The department was established in early 2013. It acts as a bridge between the hospital and the community at large and works in various community related activities. These include public health education, sensitization & diseases investigations especially among the most at-risk populations, operational research on TB and building community awareness on clinical trials.


TB among Miners

Among the populations with high risk and burden of tuberculosis (TB) are the small scale miners (SSM). KIDH serves a significant number of SSM from Mirerani mines. This area is relatively densely populated located in Simanjiro District – Manyara region in the North – Eastern Tanzania. The Mirerani mines (where the famous and precious gemstone i.e. Tanzanite is being mined) are located about 30minutes drive from the Mirerani town. The mines are notorious for the huge number of SSM. Usually SSM spend an underground 12 hours shift per day where the general working environment is generally poor. At certain times ones’ shift may extend well more than 12hours. The famous local tanzanite market (where brokers advertise and sell the gemstone) is located at Mererani town. The market is characterized by compactly arranged small and dark, highly congested rooms where gemstone business is being conducted on a daily basis.

Department of Community Health (DCH) of KIDH conducted the first phase of active TB investigation among SSM in Mererani. A total of 602 clients were investigated, of whom 40 were found to have TB (26 based on AFB smear microscopy and 14 based on chest X-ray findings). This is equivalent to a prevalence of 6.6% that is well above that in the general population, showing miners in Mererani are a very high-risk group for TB.

In April/May 2014, DCH conducted a second phase of TB investigation in the same population in which 224 clients were investigated, 5 were confirmed to have TB (based on GeneXpert evaluation) and 22 (9.8%) had abnormal radiological chest X-ray findings consistent with pneumoconiosis, TB or post-TB complications hence put under follow up evaluation. This is equivalent to a prevalence of 2.2%. Though this was low than what was found from the previous investigation phase, but still it shows that the miners in Mererani are a very high-risk group for TB and hence more sustainable intervention should be put in place.

The DCH has been continuously conducting education and sensitization campaigns to the miners and also the mines’ managers so as to improve TB case detection and improve the miners’ working environments, especially to cut-off dust exposure.

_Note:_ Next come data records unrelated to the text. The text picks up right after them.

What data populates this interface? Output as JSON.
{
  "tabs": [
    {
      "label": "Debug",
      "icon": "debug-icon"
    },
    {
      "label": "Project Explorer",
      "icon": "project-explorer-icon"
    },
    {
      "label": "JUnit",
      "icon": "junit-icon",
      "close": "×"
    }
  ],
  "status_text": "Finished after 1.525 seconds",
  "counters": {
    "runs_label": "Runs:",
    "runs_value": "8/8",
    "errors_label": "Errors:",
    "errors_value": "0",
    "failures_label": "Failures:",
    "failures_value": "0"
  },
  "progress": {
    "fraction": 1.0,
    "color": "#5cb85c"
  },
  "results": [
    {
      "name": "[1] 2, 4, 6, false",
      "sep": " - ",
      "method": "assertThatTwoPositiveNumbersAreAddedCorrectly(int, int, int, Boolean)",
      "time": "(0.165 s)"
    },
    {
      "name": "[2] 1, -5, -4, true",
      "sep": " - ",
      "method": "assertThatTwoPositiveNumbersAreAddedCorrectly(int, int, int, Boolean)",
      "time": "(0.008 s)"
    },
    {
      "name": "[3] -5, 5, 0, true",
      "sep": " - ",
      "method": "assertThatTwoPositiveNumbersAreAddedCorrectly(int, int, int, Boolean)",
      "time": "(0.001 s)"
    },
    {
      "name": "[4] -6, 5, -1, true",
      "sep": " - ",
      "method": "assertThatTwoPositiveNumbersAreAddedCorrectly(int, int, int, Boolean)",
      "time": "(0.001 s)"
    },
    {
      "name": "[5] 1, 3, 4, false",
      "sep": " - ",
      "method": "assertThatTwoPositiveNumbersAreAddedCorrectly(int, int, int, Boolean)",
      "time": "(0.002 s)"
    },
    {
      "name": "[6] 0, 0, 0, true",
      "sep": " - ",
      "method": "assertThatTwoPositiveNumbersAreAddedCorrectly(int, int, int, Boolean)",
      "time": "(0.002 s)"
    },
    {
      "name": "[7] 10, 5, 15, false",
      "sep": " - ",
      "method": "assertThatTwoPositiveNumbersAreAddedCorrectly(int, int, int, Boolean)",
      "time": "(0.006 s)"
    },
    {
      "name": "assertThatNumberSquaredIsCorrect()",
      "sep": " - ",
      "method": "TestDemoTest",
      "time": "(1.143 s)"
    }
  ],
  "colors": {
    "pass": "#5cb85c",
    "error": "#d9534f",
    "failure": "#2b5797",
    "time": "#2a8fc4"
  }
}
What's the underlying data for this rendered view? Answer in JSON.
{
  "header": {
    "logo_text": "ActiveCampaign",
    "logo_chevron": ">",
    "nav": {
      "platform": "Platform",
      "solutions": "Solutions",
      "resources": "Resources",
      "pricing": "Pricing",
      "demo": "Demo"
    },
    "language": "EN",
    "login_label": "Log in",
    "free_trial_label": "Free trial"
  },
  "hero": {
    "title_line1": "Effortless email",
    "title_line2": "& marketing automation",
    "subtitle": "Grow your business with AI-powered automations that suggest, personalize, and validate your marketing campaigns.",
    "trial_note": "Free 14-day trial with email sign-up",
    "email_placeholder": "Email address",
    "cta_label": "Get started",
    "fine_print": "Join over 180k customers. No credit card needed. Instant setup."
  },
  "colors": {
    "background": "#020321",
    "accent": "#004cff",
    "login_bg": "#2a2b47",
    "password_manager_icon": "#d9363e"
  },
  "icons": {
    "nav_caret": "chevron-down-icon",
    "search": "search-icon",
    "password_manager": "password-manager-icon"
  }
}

These activities have been supported by the LHL International – Norway.


Operational Research on Tuberculosis

Conducting operational research is among the key components for improving the quality of service provision. The DCH has been part of this and is currently implementing an operational research to determine the magnitude of both TB/MDRTB disease and infection among relative/contacts of patients with MDRTB who were treated (and currently admitted) at KIDH. The research is done in collaboration with the National Institute for Medical Research (NIMR) under the financial support from the East African Public Health Laboratory Networking Project (EAPHLNP). Areas covered are six regions of Kilimanjaro, Arusha, Tanga, Manyara, Pwani and Dar es Salaam. The information gathered will help to fine-tune measures to control TB, especially by targeting areas and means of finding the TB patients at an early stage and ensure they are properly treated.

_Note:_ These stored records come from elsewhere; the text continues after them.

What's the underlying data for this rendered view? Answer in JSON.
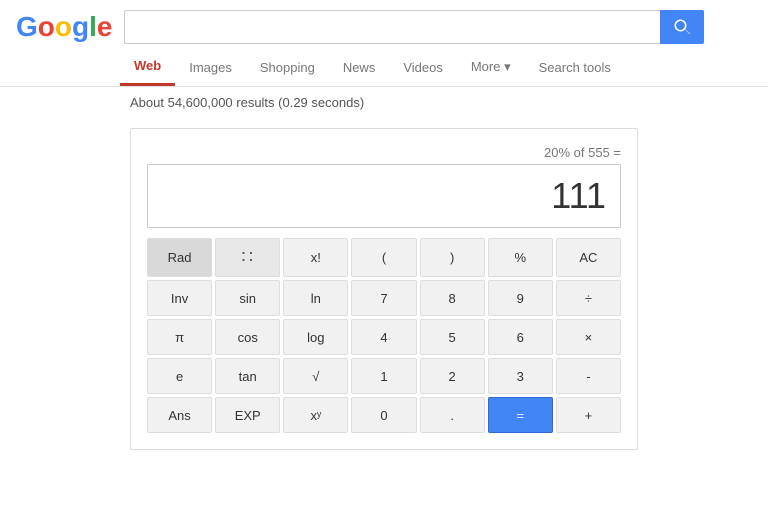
{
  "logo": {
    "letters": [
      {
        "char": "G",
        "class": "logo-b"
      },
      {
        "char": "o",
        "class": "logo-l"
      },
      {
        "char": "o",
        "class": "logo-u"
      },
      {
        "char": "g",
        "class": "logo-e"
      },
      {
        "char": "l",
        "class": "logo-r"
      },
      {
        "char": "e",
        "class": "logo-i"
      }
    ]
  },
  "search": {
    "query": "20% of 555",
    "placeholder": ""
  },
  "nav": {
    "items": [
      {
        "label": "Web",
        "active": true
      },
      {
        "label": "Images",
        "active": false
      },
      {
        "label": "Shopping",
        "active": false
      },
      {
        "label": "News",
        "active": false
      },
      {
        "label": "Videos",
        "active": false
      },
      {
        "label": "More",
        "active": false,
        "has_arrow": true
      },
      {
        "label": "Search tools",
        "active": false
      }
    ]
  },
  "results": {
    "info": "About 54,600,000 results (0.29 seconds)"
  },
  "calculator": {
    "expression": "20% of 555 =",
    "result": "111",
    "buttons": [
      {
        "label": "Rad",
        "type": "dark"
      },
      {
        "label": "⠿",
        "type": "grid-icon"
      },
      {
        "label": "x!",
        "type": "normal"
      },
      {
        "label": "(",
        "type": "normal"
      },
      {
        "label": ")",
        "type": "normal"
      },
      {
        "label": "%",
        "type": "normal"
      },
      {
        "label": "AC",
        "type": "normal"
      },
      {
        "label": "Inv",
        "type": "normal"
      },
      {
        "label": "sin",
        "type": "normal"
      },
      {
        "label": "ln",
        "type": "normal"
      },
      {
        "label": "7",
        "type": "normal"
      },
      {
        "label": "8",
        "type": "normal"
      },
      {
        "label": "9",
        "type": "normal"
      },
      {
        "label": "÷",
        "type": "normal"
      },
      {
        "label": "π",
        "type": "normal"
      },
      {
        "label": "cos",
        "type": "normal"
      },
      {
        "label": "log",
        "type": "normal"
      },
      {
        "label": "4",
        "type": "normal"
      },
      {
        "label": "5",
        "type": "normal"
      },
      {
        "label": "6",
        "type": "normal"
      },
      {
        "label": "×",
        "type": "normal"
      },
      {
        "label": "e",
        "type": "normal"
      },
      {
        "label": "tan",
        "type": "normal"
      },
      {
        "label": "√",
        "type": "normal"
      },
      {
        "label": "1",
        "type": "normal"
      },
      {
        "label": "2",
        "type": "normal"
      },
      {
        "label": "3",
        "type": "normal"
      },
      {
        "label": "-",
        "type": "normal"
      },
      {
        "label": "Ans",
        "type": "normal"
      },
      {
        "label": "EXP",
        "type": "normal"
      },
      {
        "label": "xʸ",
        "type": "normal"
      },
      {
        "label": "0",
        "type": "normal"
      },
      {
        "label": ".",
        "type": "normal"
      },
      {
        "label": "=",
        "type": "blue"
      },
      {
        "label": "+",
        "type": "normal"
      }
    ]
  }
}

Community Awareness on Clinical Trials

Among the key areas on fighting TB is to find novel drugs for treatment of TB, which are more user friendly in terms of treatment duration, number of pills and also having tablets/syrup alternatives of current injectable medications. The world is taking efforts on finding new medications and KIDH has been part of these efforts as being among the key recruitment centers in already completed and some ongoing clinical trials. Among the crucial parts of clinical trials is effectively engaging the communities in clinical trials.

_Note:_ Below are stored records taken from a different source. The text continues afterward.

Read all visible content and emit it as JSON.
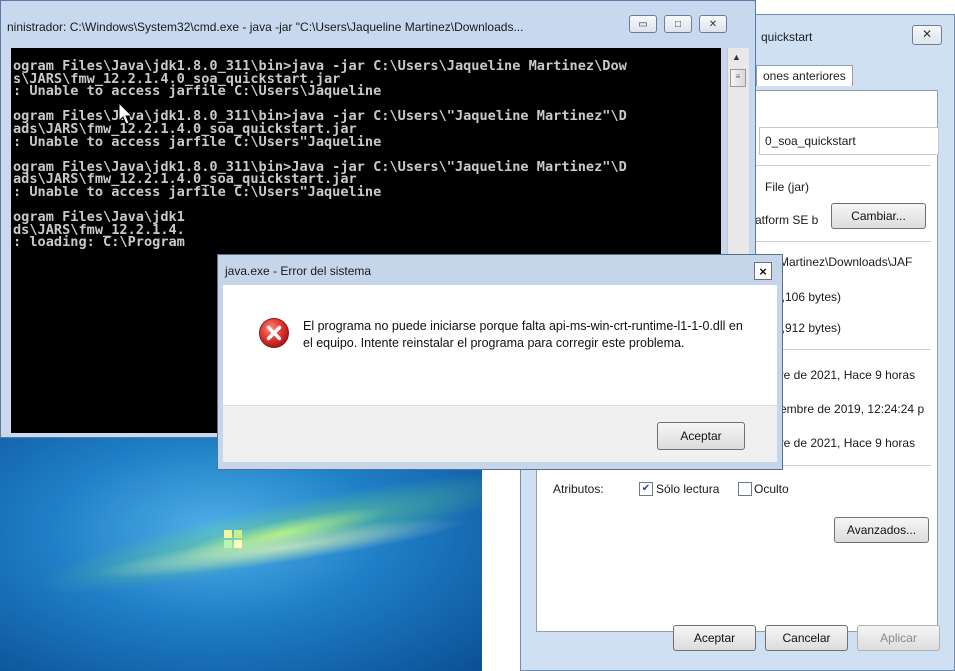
{
  "cmd": {
    "title": "ninistrador: C:\\Windows\\System32\\cmd.exe - java  -jar \"C:\\Users\\Jaqueline Martinez\\Downloads...",
    "lines": [
      "ogram Files\\Java\\jdk1.8.0_311\\bin>java -jar C:\\Users\\Jaqueline Martinez\\Dow",
      "s\\JARS\\fmw_12.2.1.4.0_soa_quickstart.jar",
      ": Unable to access jarfile C:\\Users\\Jaqueline",
      "",
      "ogram Files\\Java\\jdk1.8.0_311\\bin>java -jar C:\\Users\\\"Jaqueline Martinez\"\\D",
      "ads\\JARS\\fmw_12.2.1.4.0_soa_quickstart.jar",
      ": Unable to access jarfile C:\\Users\"Jaqueline",
      "",
      "ogram Files\\Java\\jdk1.8.0_311\\bin>Java -jar C:\\Users\\\"Jaqueline Martinez\"\\D",
      "ads\\JARS\\fmw_12.2.1.4.0_soa_quickstart.jar",
      ": Unable to access jarfile C:\\Users\"Jaqueline",
      "",
      "ogram Files\\Java\\jdk1",
      "ds\\JARS\\fmw_12.2.1.4.",
      ": loading: C:\\Program"
    ]
  },
  "error_dialog": {
    "title": "java.exe - Error del sistema",
    "close_label": "×",
    "message": "El programa no puede iniciarse porque falta api-ms-win-crt-runtime-l1-1-0.dll en el equipo. Intente reinstalar el programa para corregir este problema.",
    "ok_label": "Aceptar"
  },
  "props": {
    "title": "quickstart",
    "close_label": "✕",
    "tab_label": "ones anteriores",
    "name_value": "0_soa_quickstart",
    "type_value": "File (jar)",
    "opens_with": "atform SE b",
    "change_label": "Cambiar...",
    "location": "e Martinez\\Downloads\\JAF",
    "size": "2,106 bytes)",
    "size_on_disk": "4,912 bytes)",
    "created": "bre de 2021, Hace 9 horas",
    "modified": "tiembre de 2019, 12:24:24 p",
    "accessed": "bre de 2021, Hace 9 horas",
    "attributes_label": "Atributos:",
    "readonly_label": "Sólo lectura",
    "hidden_label": "Oculto",
    "advanced_label": "Avanzados...",
    "ok_label": "Aceptar",
    "cancel_label": "Cancelar",
    "apply_label": "Aplicar"
  },
  "colors": {
    "error_icon": "#d9302a",
    "console_bg": "#000000",
    "console_text": "#c9c9c9"
  }
}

For the past five years the DCH has been organizing and conducting community engagement (CE) activities aiming at building community awareness on TB prevention and control, finding new drugs for TB & clinical trials and in particular the right participants in clinical trials. Currently these activities covers the whole region of Kilimanjaro but the intention is to extend the activities all over the country.

The CE activities are done in collaboration with the Kilimanjaro Clinical Research Institute (KCRI) and the Community Advisory Board (CAB) for Siha District and are mostly funded by The TB Alliance. The CAB comprises of members from different professional background, including teachers, priests, police personnel, village leaders, etc.